I watched as we turned south on the narrow lane that would lead us to the first gate that marked Finnegan’s zoo. “When was the last time you talked with him?” I asked.
“With Dick? Oh, we cross paths regular. We both use the same road, you know.”
“When was the last time you talked to him?”
“I saw him the day before yesterday.”
“That was before the crash?”
“Yes. That morning. We met at the intersection of the county road.”
“He say anything?”
“He said he was still thinking about running the pipe across that little spur of land I own. But he wasn’t sure of how much water there’d be.”
“And that was it?”
“And that was it. I told him that whatever he decided was fine with me. Just that if he was going to run pipe across my land, I could use some of the water a time or two.”
“It would have cost him quite a bit to go around, wouldn’t it?”
“Sure. Some.” He chuckled that dry, hacking laugh again.

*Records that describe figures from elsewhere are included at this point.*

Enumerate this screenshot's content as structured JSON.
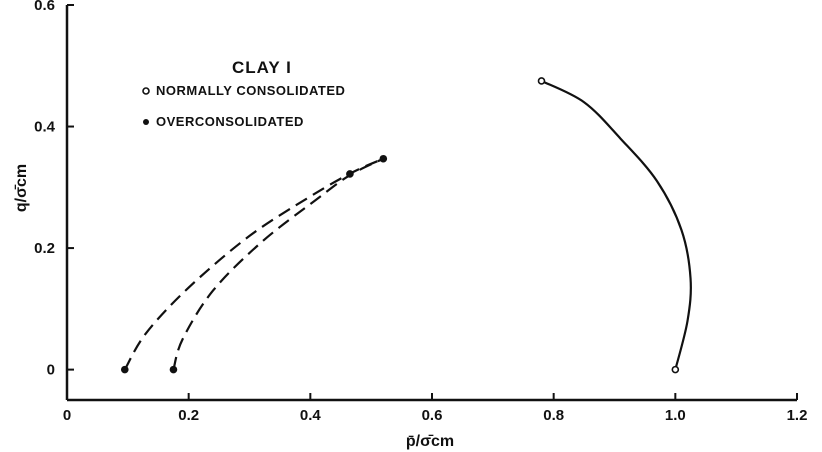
{
  "chart_data": {
    "type": "line",
    "title": "",
    "xlabel": "p̄/σ̄cm",
    "ylabel": "q/σ̄cm",
    "xlim": [
      0,
      1.2
    ],
    "ylim": [
      -0.05,
      0.6
    ],
    "xticks": [
      "0",
      "0.2",
      "0.4",
      "0.6",
      "0.8",
      "1.0",
      "1.2"
    ],
    "yticks": [
      "0",
      "0.2",
      "0.4",
      "0.6"
    ],
    "grid": false,
    "legend": {
      "title": "CLAY I",
      "placement": "top-left",
      "entries": [
        {
          "label": "NORMALLY CONSOLIDATED",
          "marker": "open-circle"
        },
        {
          "label": "OVERCONSOLIDATED",
          "marker": "filled-circle"
        }
      ]
    },
    "series": [
      {
        "group": "NORMALLY CONSOLIDATED",
        "style": "solid",
        "points": [
          [
            1.0,
            0.0
          ],
          [
            1.02,
            0.08
          ],
          [
            1.025,
            0.15
          ],
          [
            1.01,
            0.23
          ],
          [
            0.97,
            0.31
          ],
          [
            0.91,
            0.38
          ],
          [
            0.85,
            0.44
          ],
          [
            0.78,
            0.475
          ]
        ],
        "markers": [
          [
            1.0,
            0.0
          ],
          [
            0.78,
            0.475
          ]
        ]
      },
      {
        "group": "OVERCONSOLIDATED",
        "style": "dashed",
        "points": [
          [
            0.095,
            0.0
          ],
          [
            0.13,
            0.06
          ],
          [
            0.2,
            0.135
          ],
          [
            0.3,
            0.22
          ],
          [
            0.4,
            0.285
          ],
          [
            0.47,
            0.325
          ],
          [
            0.52,
            0.347
          ]
        ],
        "markers": [
          [
            0.095,
            0.0
          ]
        ]
      },
      {
        "group": "OVERCONSOLIDATED",
        "style": "dashed",
        "points": [
          [
            0.175,
            0.0
          ],
          [
            0.19,
            0.05
          ],
          [
            0.24,
            0.13
          ],
          [
            0.32,
            0.21
          ],
          [
            0.41,
            0.28
          ],
          [
            0.465,
            0.32
          ],
          [
            0.52,
            0.347
          ]
        ],
        "markers": [
          [
            0.175,
            0.0
          ],
          [
            0.465,
            0.322
          ],
          [
            0.52,
            0.347
          ]
        ]
      }
    ]
  }
}
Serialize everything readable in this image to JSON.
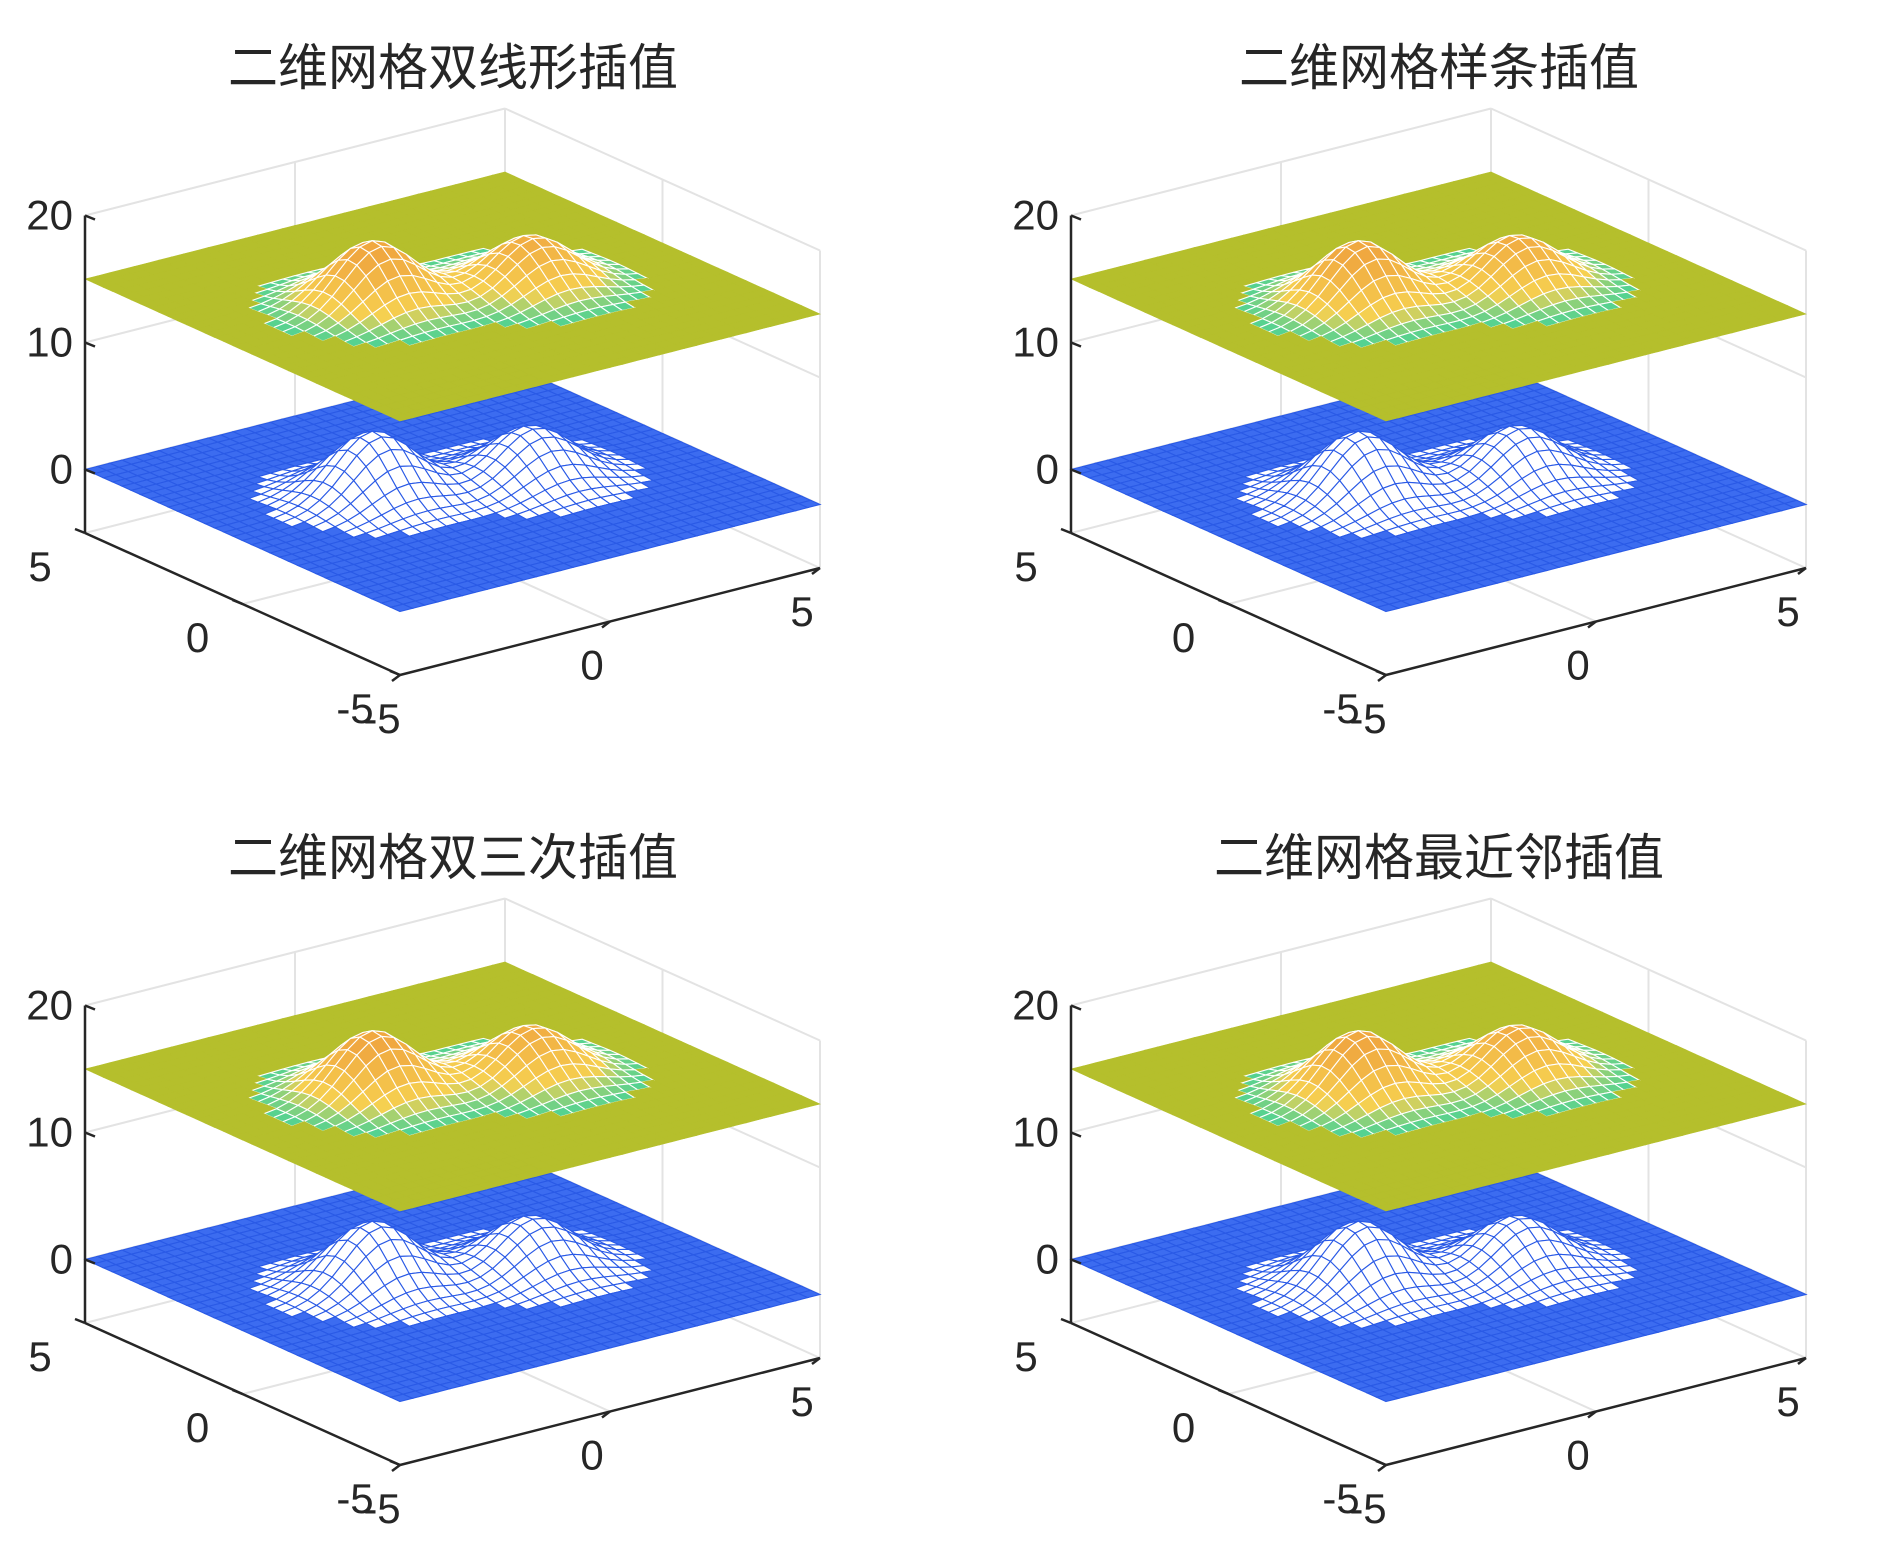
{
  "figure": {
    "colors": {
      "base_surface": "#3c6cf0",
      "base_mesh": "#2a5ae6",
      "top_surface": "#b5bf2c",
      "peak_high": "#f0a840",
      "peak_mid": "#f6d050",
      "peak_low": "#3cd29a",
      "axis": "#262626",
      "grid": "#e3e3e3"
    }
  },
  "chart_data": [
    {
      "type": "surface",
      "title": "二维网格双线形插值",
      "xlim": [
        -5,
        5
      ],
      "ylim": [
        -5,
        5
      ],
      "zlim": [
        -5,
        20
      ],
      "x_ticks": [
        "-5",
        "0",
        "5"
      ],
      "y_ticks": [
        "-5",
        "0",
        "5"
      ],
      "z_ticks": [
        "0",
        "10",
        "20"
      ],
      "surfaces": [
        {
          "role": "interpolated mesh",
          "base_z": 0,
          "peaks": [
            {
              "x": -1.5,
              "y": 0.5,
              "height": 5
            },
            {
              "x": 1.5,
              "y": -0.5,
              "height": 4
            }
          ]
        },
        {
          "role": "shifted surface",
          "base_z": 15,
          "peaks": [
            {
              "x": -1.5,
              "y": 0.5,
              "height": 5
            },
            {
              "x": 1.5,
              "y": -0.5,
              "height": 4
            }
          ]
        }
      ]
    },
    {
      "type": "surface",
      "title": "二维网格样条插值",
      "xlim": [
        -5,
        5
      ],
      "ylim": [
        -5,
        5
      ],
      "zlim": [
        -5,
        20
      ],
      "x_ticks": [
        "-5",
        "0",
        "5"
      ],
      "y_ticks": [
        "-5",
        "0",
        "5"
      ],
      "z_ticks": [
        "0",
        "10",
        "20"
      ],
      "surfaces": [
        {
          "role": "interpolated mesh",
          "base_z": 0,
          "peaks": [
            {
              "x": -1.5,
              "y": 0.5,
              "height": 5
            },
            {
              "x": 1.5,
              "y": -0.5,
              "height": 4
            }
          ]
        },
        {
          "role": "shifted surface",
          "base_z": 15,
          "peaks": [
            {
              "x": -1.5,
              "y": 0.5,
              "height": 5
            },
            {
              "x": 1.5,
              "y": -0.5,
              "height": 4
            }
          ]
        }
      ]
    },
    {
      "type": "surface",
      "title": "二维网格双三次插值",
      "xlim": [
        -5,
        5
      ],
      "ylim": [
        -5,
        5
      ],
      "zlim": [
        -5,
        20
      ],
      "x_ticks": [
        "-5",
        "0",
        "5"
      ],
      "y_ticks": [
        "-5",
        "0",
        "5"
      ],
      "z_ticks": [
        "0",
        "10",
        "20"
      ],
      "surfaces": [
        {
          "role": "interpolated mesh",
          "base_z": 0,
          "peaks": [
            {
              "x": -1.5,
              "y": 0.5,
              "height": 5
            },
            {
              "x": 1.5,
              "y": -0.5,
              "height": 4
            }
          ]
        },
        {
          "role": "shifted surface",
          "base_z": 15,
          "peaks": [
            {
              "x": -1.5,
              "y": 0.5,
              "height": 5
            },
            {
              "x": 1.5,
              "y": -0.5,
              "height": 4
            }
          ]
        }
      ]
    },
    {
      "type": "surface",
      "title": "二维网格最近邻插值",
      "xlim": [
        -5,
        5
      ],
      "ylim": [
        -5,
        5
      ],
      "zlim": [
        -5,
        20
      ],
      "x_ticks": [
        "-5",
        "0",
        "5"
      ],
      "y_ticks": [
        "-5",
        "0",
        "5"
      ],
      "z_ticks": [
        "0",
        "10",
        "20"
      ],
      "surfaces": [
        {
          "role": "interpolated mesh",
          "base_z": 0,
          "peaks": [
            {
              "x": -1.5,
              "y": 0.5,
              "height": 5
            },
            {
              "x": 1.5,
              "y": -0.5,
              "height": 4
            }
          ]
        },
        {
          "role": "shifted surface",
          "base_z": 15,
          "peaks": [
            {
              "x": -1.5,
              "y": 0.5,
              "height": 5
            },
            {
              "x": 1.5,
              "y": -0.5,
              "height": 4
            }
          ]
        }
      ]
    }
  ]
}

“Half an antelope, maybe.”
“What did Edwin think about that?”
“Not much. He was pissed at Finnegan for borrowing our dozer to try digging his goddam pond and then turning around and being so goddam tight about the pipe deal. He stewed about that some. I figured it was just one of those things, you know. One of those things that gets sideways. To this day, I don’t know why Dick wanted to bother trying another pond. This country is mostly gravel. There’s no dirt tank in the county that will hold water unless you line it. Plastic or bentonite. But it’s his business. I told Edwin to just let it ride. Hell, it didn’t cost us anything except a couple gallons of diesel.”